Immigration Minister Ahmed Hussen helped introduce a pilot initiative to "name-blind" job applications at some federal departments.
THE CANADIAN PRESS
Immigration Minister Ahmed Hussen helped introduce a pilot initiative to "name-blind" job applications at some federal departments.

Hussen is proud of a recent initiative, which he helped introduce with Treasury Board President Scott Brison, to "name-blind" applications for jobs within the public service in a pilot project.

Caesar-Chavannes echoed his thoughts.

"We have to get to a point where we're checking our biases, we're checking our privilege and doing these sorts of initiatives [like name-blinding resumés] puts it in people's consciousness that there is a problem with that."

There's no question racism and discrimination are out there, Baylis said.

"You can either let that hold you back or you can do like my mother taught us: fight it and go forward," he said. "And in the long run, you will win."

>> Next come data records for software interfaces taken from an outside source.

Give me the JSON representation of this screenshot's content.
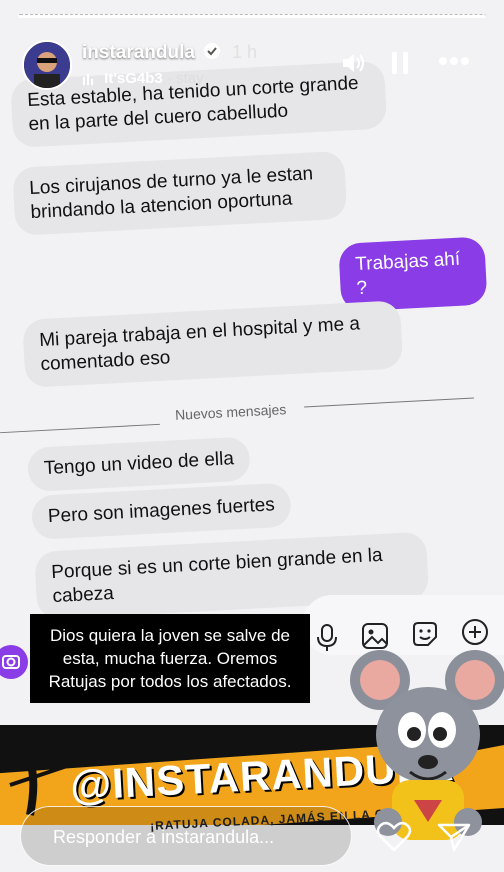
{
  "header": {
    "username": "instarandula",
    "time": "1 h",
    "music_artist": "It'sG4b3",
    "music_sep": "·",
    "music_track": "stay"
  },
  "icons": {
    "verified": "verified-badge-icon",
    "sound": "speaker-icon",
    "pause": "pause-icon",
    "more": "more-icon"
  },
  "messages": [
    {
      "text": "Esta estable, ha tenido un corte grande en la parte del cuero cabelludo",
      "from": "other"
    },
    {
      "text": "Los cirujanos de turno ya le estan brindando la atencion oportuna",
      "from": "other"
    },
    {
      "text": "Trabajas ahí ?",
      "from": "me"
    },
    {
      "text": "Mi pareja trabaja en el hospital y me a comentado eso",
      "from": "other"
    },
    {
      "text": "Tengo un video de ella",
      "from": "other"
    },
    {
      "text": "Pero son imagenes fuertes",
      "from": "other"
    },
    {
      "text": "Porque si es un corte bien grande en la cabeza",
      "from": "other"
    }
  ],
  "divider": "Nuevos mensajes",
  "caption": "Dios quiera la joven se salve de esta, mucha fuerza. Oremos Ratujas por todos los afectados.",
  "banner": {
    "title": "@INSTARANDULA",
    "subtitle": "¡RATUJA COLADA, JAMÁS EN LA COLA!"
  },
  "reply": {
    "placeholder": "Responder a instarandula..."
  },
  "colors": {
    "accent": "#8a3ce6",
    "bubble": "#e6e6e8",
    "banner": "#f2a51a"
  }
}
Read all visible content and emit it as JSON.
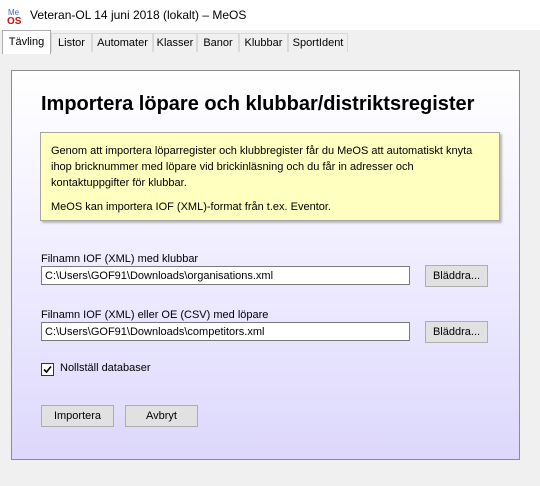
{
  "window": {
    "title": "Veteran-OL 14 juni 2018 (lokalt) – MeOS",
    "icon_text_top": "Me",
    "icon_text_bottom": "OS"
  },
  "tabs": [
    {
      "label": "Tävling",
      "active": true
    },
    {
      "label": "Listor"
    },
    {
      "label": "Automater"
    },
    {
      "label": "Klasser"
    },
    {
      "label": "Banor"
    },
    {
      "label": "Klubbar"
    },
    {
      "label": "SportIdent"
    }
  ],
  "page": {
    "heading": "Importera löpare och klubbar/distriktsregister",
    "info_paragraph_1": "Genom att importera löparregister och klubbregister får du MeOS att automatiskt knyta ihop bricknummer med löpare vid brickinläsning och du får in adresser och kontaktuppgifter för klubbar.",
    "info_paragraph_2": "MeOS kan importera IOF (XML)-format från t.ex. Eventor.",
    "clubs_label": "Filnamn IOF (XML) med klubbar",
    "clubs_path": "C:\\Users\\GOF91\\Downloads\\organisations.xml",
    "runners_label": "Filnamn IOF (XML) eller OE (CSV) med löpare",
    "runners_path": "C:\\Users\\GOF91\\Downloads\\competitors.xml",
    "browse_label": "Bläddra...",
    "reset_db_label": "Nollställ databaser",
    "reset_db_checked": true,
    "import_label": "Importera",
    "cancel_label": "Avbryt"
  },
  "colors": {
    "info_bg": "#ffffc0",
    "icon_red": "#cc1111",
    "icon_blue": "#3a67c9"
  }
}
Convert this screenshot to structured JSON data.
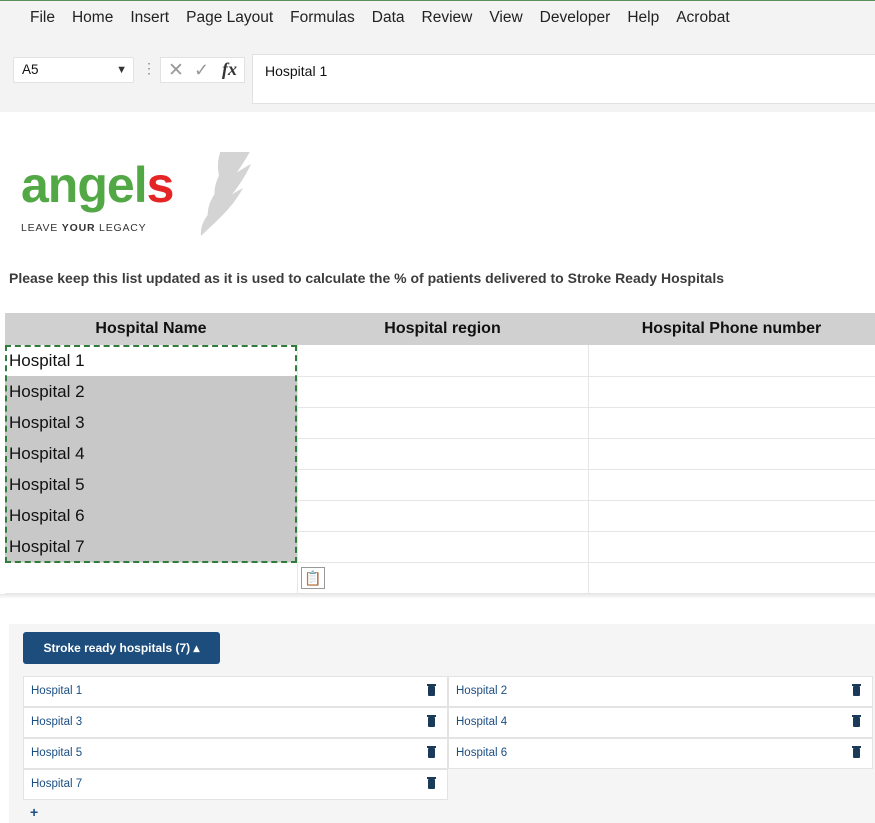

'We've been here for 400 odd years'

Despite the challenges, Fergus wants to hammer home that the story of black Canadians is a rich one and the "future is grand." A record number of black MPs in the House is just one more sign that barriers are breaking.

"We're entrepreneurs, we're doctors, we're lawyers, we're factory workers, we're teachers, we're poets, we're singers, we're athletes. We're everywhere," Fergus said.

"And we have such a great country, Canada, that is willing to look with a clear eye towards its past and with hopeful eyes towards the future. Despite all the obstacles, I'm so, so, so, so optimistic for our future."

And with that, Fergus recommends another name to think of this month: Mathieu da Costa, a translator who is believed to be the first person of African descent to visit Canada in the early 1600s.

"We've been here for 400 odd years," Fergus said. "We built this country, like everybody else."